Low-level left join in Apache Flink
Background
To do low-level left joins between streams in Apache Flink, we need to utilize one of the process function classes, i.e., the KeyedCoProcessFunction
class. The KeyedCoProcessFunction
class gives us the ability to use keyed state. Flink’s keyed state will hold the state of the right side stream, which is the stream we use to enrich the left side stream. In this implementation below, every time we pass a record into the left side stream, the KeyedCoProcessFunction
will look into the state of the right side stream and then call a method to transform the left side stream with data from the right side stream, if data with the same key exists. After that, the KeyedCoProcessFunction
will output the transformed data.
Implementation
The LeftStreamJoin
class
A fairly basic example of an abstract class extending KeyedCoProcessFunction
to do low-level left join will look like:
/**
* The {@code LeftStreamJoin} defines common method to left join two streams by common key.
*
* @param <KEY> join key
* @param <LEFT> left side stream
* @param <RIGHT> right side stream
* @param <OUT> joined stream
*/
public abstract class LeftStreamJoin<KEY, LEFT, RIGHT, OUT> extends
KeyedCoProcessFunction<KEY, LEFT, RIGHT, OUT> {
private static final long serialVersionUID = 1L;
protected final String stateName;
protected final Class<RIGHT> rightSideClass;
protected transient ValueState<RIGHT> rightSideState;
/**
* Constructs a new {@link LeftStreamJoin} with state name and class of the right side stream.
*
* @param stateName name for Flink state for the right side stream
* @param rightSideClass right side stream class
*/
public LeftStreamJoin(final String stateName, final Class<RIGHT> rightSideClass) {
this.rightSideClass = rightSideClass;
this.stateName = stateName;
}
/**
* Joins left side and right side streams with the same key.
*
* @param key join key
* @param left left side stream
* @param right right side stream
* @return the joined stream
*/
public abstract OUT join(KEY key, LEFT left, RIGHT right);
}
In this abstract class, we define LeftStreamJoin
extending KeyedCoProcessFunction
. We define stateName
as Flink’s state name (Flink uses state name as the identifier) and rightSideClass
as the class of the right side stream. We also created the transient field rightSideState
, which we will initialize in the open()
method. This field will hold the state for the right side stream, employing the Flink’s ValueState
. We will update the rightSideState
every time a new record with the same key arrives. The abstract method join()

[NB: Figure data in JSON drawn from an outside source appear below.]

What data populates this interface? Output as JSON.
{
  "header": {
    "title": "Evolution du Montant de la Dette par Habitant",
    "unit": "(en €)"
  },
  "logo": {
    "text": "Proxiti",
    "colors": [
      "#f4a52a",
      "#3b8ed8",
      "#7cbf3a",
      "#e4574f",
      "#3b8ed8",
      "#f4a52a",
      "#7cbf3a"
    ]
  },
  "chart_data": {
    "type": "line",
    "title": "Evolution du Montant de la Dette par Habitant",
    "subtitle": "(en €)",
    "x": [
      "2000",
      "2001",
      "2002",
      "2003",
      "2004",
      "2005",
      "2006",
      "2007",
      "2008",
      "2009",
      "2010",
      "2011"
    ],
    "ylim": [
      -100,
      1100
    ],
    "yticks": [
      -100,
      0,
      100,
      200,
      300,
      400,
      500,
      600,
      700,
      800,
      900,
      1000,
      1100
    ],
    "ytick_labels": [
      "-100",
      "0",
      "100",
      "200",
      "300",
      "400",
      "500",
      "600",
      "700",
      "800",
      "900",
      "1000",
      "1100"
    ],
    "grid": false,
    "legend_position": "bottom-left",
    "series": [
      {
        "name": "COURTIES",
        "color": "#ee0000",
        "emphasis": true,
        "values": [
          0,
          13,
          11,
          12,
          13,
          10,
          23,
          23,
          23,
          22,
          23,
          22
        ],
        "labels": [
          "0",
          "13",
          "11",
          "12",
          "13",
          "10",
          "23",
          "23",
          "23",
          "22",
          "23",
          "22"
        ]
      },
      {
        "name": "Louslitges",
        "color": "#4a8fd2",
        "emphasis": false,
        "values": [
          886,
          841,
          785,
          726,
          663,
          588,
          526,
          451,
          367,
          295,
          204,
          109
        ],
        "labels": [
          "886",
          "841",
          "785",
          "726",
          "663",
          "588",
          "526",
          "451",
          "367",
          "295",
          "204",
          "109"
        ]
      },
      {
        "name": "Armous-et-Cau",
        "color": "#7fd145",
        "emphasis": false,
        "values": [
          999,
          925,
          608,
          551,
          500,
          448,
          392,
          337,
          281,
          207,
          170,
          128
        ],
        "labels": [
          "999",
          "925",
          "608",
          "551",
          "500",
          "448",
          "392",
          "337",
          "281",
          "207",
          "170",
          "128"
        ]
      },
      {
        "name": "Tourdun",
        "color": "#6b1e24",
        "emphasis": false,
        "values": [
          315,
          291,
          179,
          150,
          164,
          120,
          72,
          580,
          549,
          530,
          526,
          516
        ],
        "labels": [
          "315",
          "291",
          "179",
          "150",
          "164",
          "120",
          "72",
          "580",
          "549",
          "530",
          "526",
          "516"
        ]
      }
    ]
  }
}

will define how we join the streams in the implementing class.
The open()
method
The open()
method, to initialize the ValueState
:
@Override
public void open(final Configuration parameters) throws Exception {
super.open(parameters);
// Creating the state descriptor
final ValueStateDescriptor<RIGHT> rightSideStateDescriptor = new ValueStateDescriptor<>(
stateName, rightSideClass);
// Initializing the ValueState
rightSideState = getRuntimeContext().getState(rightSideStateDescriptor);
}
What to do when the right side stream arrives
When we process the right side stream, we will update the ValueState
every time a new record arrives. The implementation will look like this:
@Override
public void processElement2(final RIGHT value, final Context ctx, final Collector<OUT> out)
throws Exception {
rightSideState.update(value); // Update the state with latest record for the key
}
Transforming the left side stream
Last but not least, we need to implement the method to process the left side stream. In this process, we will call the join()
method to join the incoming record with the record from the right side stream that we currently have in the state store. It will look like this:
@Override
public void processElement1(final LEFT value, final Context ctx, final Collector<OUT> out)
throws Exception {
final KEY key = ctx.getCurrentKey();
final RIGHT right = rightSideState.value(); // Get the value of the right side for this key
out.collect(join(key, value, right)); // Join streams and output the result
}
Conclusion
As the name suggests, to do low-level join is not that straightforward in Apache Flink. However, with low-level join, we can control how exactly the logic of the stream join is, as demonstrated with the above abstract class where we can fine-tune and change the logic of the join()
method in the implementing class. Optionally, since we can have side outputs in Flink, we can add some logic to output records to side outputs, e.g., records without corresponding right side stream.